Click the + button in the mode list to create a new mode, or click an existing mode to edit it.
2

Choose a preset

Select the preset that best matches your use case. The preset sets the AI post-processing instructions. For full control, pick Custom and write your own.
3

Set your transcription source, engine, and language

Choose On Device, HyperWhisper Cloud (and pick an STT engine), or Your Provider. Set the language or leave it on Auto.
4

Configure post-processing

Choose Off, Cloud, or Local. If Cloud, optionally pick a post-processing engine and model. Add a system prompt if you want extra instructions.
5

Adjust formatting options

Toggle punctuation, capitalization, profanity filter, remove trailing period, and English spelling variant as needed.
6

Enable optional features

Turn on Screen OCR if you want the AI to use your screen as context.
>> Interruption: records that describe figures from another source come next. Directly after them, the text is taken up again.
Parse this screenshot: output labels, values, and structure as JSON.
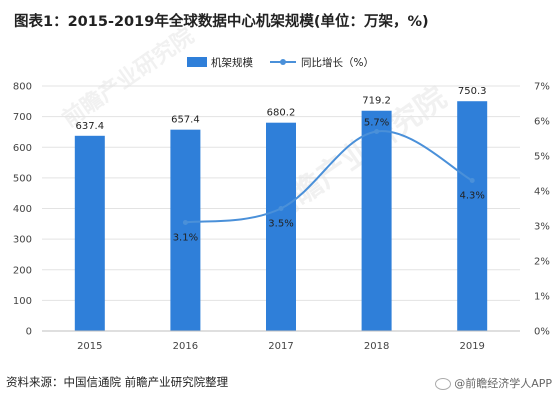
{
  "title": "图表1：2015-2019年全球数据中心机架规模(单位：万架，%)",
  "source": "资料来源：中国信通院 前瞻产业研究院整理",
  "app_label": "@前瞻经济学人APP",
  "watermark": "前瞻产业研究院",
  "colors": {
    "bar": "#2F7FD9",
    "line": "#4A90D9",
    "grid": "#E3E3E3"
  },
  "chart_data": {
    "type": "bar",
    "categories": [
      "2015",
      "2016",
      "2017",
      "2018",
      "2019"
    ],
    "series": [
      {
        "name": "机架规模",
        "type": "bar",
        "axis": "left",
        "values": [
          637.4,
          657.4,
          680.2,
          719.2,
          750.3
        ],
        "labels": [
          "637.4",
          "657.4",
          "680.2",
          "719.2",
          "750.3"
        ]
      },
      {
        "name": "同比增长（%）",
        "type": "line",
        "axis": "right",
        "values": [
          null,
          3.1,
          3.5,
          5.7,
          4.3
        ],
        "labels": [
          "",
          "3.1%",
          "3.5%",
          "5.7%",
          "4.3%"
        ]
      }
    ],
    "y_left": {
      "min": 0,
      "max": 800,
      "ticks": [
        "0",
        "100",
        "200",
        "300",
        "400",
        "500",
        "600",
        "700",
        "800"
      ]
    },
    "y_right": {
      "min": 0,
      "max": 7,
      "ticks": [
        "0%",
        "1%",
        "2%",
        "3%",
        "4%",
        "5%",
        "6%",
        "7%"
      ]
    },
    "legend_position": "top",
    "grid": true
  }
}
Set a Gemini custom prompt if you’re using the Gemini STT engine.

Tips

  • One mode per context — Create a dedicated mode for each workflow (client emails, meeting notes, code, casual messages) rather than switching settings on a single mode. The Change Mode shortcut makes it fast to switch.
  • Per-language modes — If you dictate in multiple languages, a dedicated mode per language is more reliable than auto-detect alone.
  • Start with Hyper — The Hyper preset handles most general dictation well. Only add a system prompt or switch presets when you notice consistent gaps.
  • Raw output for tooling — Set post-processing to Off when piping transcription output into another tool that does its own formatting (IDE, terminal, form field with validation).